What can the AT&T Learning Studio and its 8-foot screen do for you?
More than you might expect.
The studio offers students and faculty $1.8 million dollars of revolutionary technology, a friendly staff and spacious work areas found in no other location on campus.
Computers in the Learning Studio come equipped with a host of design and editing programs such as Photoshop, Flash, Illustrator and Final Cut Express. Students and faculty who don’t own all the necessary tools can still complete multimedia projects by using the Learning Studio during library hours.

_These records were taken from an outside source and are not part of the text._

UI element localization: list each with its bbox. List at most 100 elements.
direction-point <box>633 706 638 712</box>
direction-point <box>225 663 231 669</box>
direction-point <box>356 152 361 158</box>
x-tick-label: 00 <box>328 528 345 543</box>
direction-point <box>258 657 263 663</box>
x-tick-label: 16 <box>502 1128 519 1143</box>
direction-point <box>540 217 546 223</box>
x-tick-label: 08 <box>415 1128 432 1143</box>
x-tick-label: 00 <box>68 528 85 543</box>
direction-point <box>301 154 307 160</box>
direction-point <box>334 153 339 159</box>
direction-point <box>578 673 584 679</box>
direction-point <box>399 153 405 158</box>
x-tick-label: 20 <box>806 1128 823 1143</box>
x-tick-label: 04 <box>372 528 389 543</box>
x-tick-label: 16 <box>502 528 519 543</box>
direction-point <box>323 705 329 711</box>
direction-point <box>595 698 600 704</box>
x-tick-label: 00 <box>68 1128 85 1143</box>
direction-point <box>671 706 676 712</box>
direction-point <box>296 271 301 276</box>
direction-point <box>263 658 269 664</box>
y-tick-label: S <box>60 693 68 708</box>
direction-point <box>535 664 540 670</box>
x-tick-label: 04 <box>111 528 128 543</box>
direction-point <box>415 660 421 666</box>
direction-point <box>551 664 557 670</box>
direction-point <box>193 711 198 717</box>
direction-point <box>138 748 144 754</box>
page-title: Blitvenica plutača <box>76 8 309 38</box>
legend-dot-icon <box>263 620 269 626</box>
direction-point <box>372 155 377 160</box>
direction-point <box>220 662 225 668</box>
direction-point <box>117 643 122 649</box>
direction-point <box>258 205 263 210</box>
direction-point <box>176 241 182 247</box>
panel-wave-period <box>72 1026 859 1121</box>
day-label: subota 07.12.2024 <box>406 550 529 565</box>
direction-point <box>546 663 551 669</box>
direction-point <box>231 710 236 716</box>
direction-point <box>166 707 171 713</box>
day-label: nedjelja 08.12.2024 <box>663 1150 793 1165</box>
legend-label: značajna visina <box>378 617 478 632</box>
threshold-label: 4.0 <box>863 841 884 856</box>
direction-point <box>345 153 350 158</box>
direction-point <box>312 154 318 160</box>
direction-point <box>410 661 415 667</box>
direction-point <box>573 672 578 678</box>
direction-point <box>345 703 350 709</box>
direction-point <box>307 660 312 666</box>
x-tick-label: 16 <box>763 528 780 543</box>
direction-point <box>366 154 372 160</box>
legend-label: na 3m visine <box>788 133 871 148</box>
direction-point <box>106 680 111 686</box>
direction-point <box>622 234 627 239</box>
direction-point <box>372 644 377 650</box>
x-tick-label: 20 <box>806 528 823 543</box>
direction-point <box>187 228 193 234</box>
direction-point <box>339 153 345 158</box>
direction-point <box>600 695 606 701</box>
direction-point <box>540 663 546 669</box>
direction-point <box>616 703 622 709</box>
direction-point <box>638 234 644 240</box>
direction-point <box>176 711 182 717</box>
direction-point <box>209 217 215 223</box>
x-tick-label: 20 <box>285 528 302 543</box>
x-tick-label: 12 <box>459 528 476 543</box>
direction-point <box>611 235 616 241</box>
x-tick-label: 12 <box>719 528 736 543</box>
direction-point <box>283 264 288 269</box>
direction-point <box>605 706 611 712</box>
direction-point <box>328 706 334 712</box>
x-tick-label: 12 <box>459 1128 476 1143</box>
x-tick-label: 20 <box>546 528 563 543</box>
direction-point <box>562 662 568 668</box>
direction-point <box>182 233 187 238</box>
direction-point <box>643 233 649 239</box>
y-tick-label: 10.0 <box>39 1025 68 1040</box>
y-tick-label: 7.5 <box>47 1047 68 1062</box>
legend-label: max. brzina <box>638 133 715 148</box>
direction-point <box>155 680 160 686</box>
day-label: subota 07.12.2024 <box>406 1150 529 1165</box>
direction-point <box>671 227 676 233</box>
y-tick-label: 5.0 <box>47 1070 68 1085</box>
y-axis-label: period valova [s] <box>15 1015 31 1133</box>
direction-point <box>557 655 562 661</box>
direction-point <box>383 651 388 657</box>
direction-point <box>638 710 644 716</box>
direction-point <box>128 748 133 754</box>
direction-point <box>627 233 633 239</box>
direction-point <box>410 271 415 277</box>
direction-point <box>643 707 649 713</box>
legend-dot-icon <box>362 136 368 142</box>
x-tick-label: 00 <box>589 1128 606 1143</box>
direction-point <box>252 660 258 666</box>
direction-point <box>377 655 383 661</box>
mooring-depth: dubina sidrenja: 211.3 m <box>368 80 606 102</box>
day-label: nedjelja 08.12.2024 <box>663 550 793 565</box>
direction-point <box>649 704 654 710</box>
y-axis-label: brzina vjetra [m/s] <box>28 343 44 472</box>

The studio also provides convenient and spacious work areas. Students can reserve small group meeting rooms and studios to record podcasts, practice speeches and interviews and use other audio and video equipment. Students can use these areas to map out group projects and display laptop or mobile phone content onto bigger screens.
But the Brown Library’s third floor center does not stop at providing top-of-the-line equipment and group workspaces. Dr. Kyle Dickson, director of the studio, said they will also offer tutorial classes, focus groups and media specialists to answer all users’ technology questions. These experts will transform ideas into realities and eliminate the over-used excuse, “I don’t know how to do that.”
And when students and faculty need to work off campus, they can check out audio and video equipment to create personal, course and campus projects without shelling out hundreds of dollars on equipment.
Students have already used the studio to edit FilmFest submissions and personal videos. They’ve filled dry erase boards with words, phrases and pictures in collaboration rooms. They’ve used the large iMac screens to design graphics and posters. The Learning Studio has checked out cameras, batteries and recorders to students working on media projects for classes.
Although some students and faculty may perceive the Learning Studio as just a new room on campus with colorful walls and a multitude of Apple products, in reality, the center fosters creative learning across disciplines.
Students and faculty should take AT&T’s advice to “Rethink Possible,” taking advantage of the available equipment, open workspaces and media specialists to generate a multitude of well-crafted projects.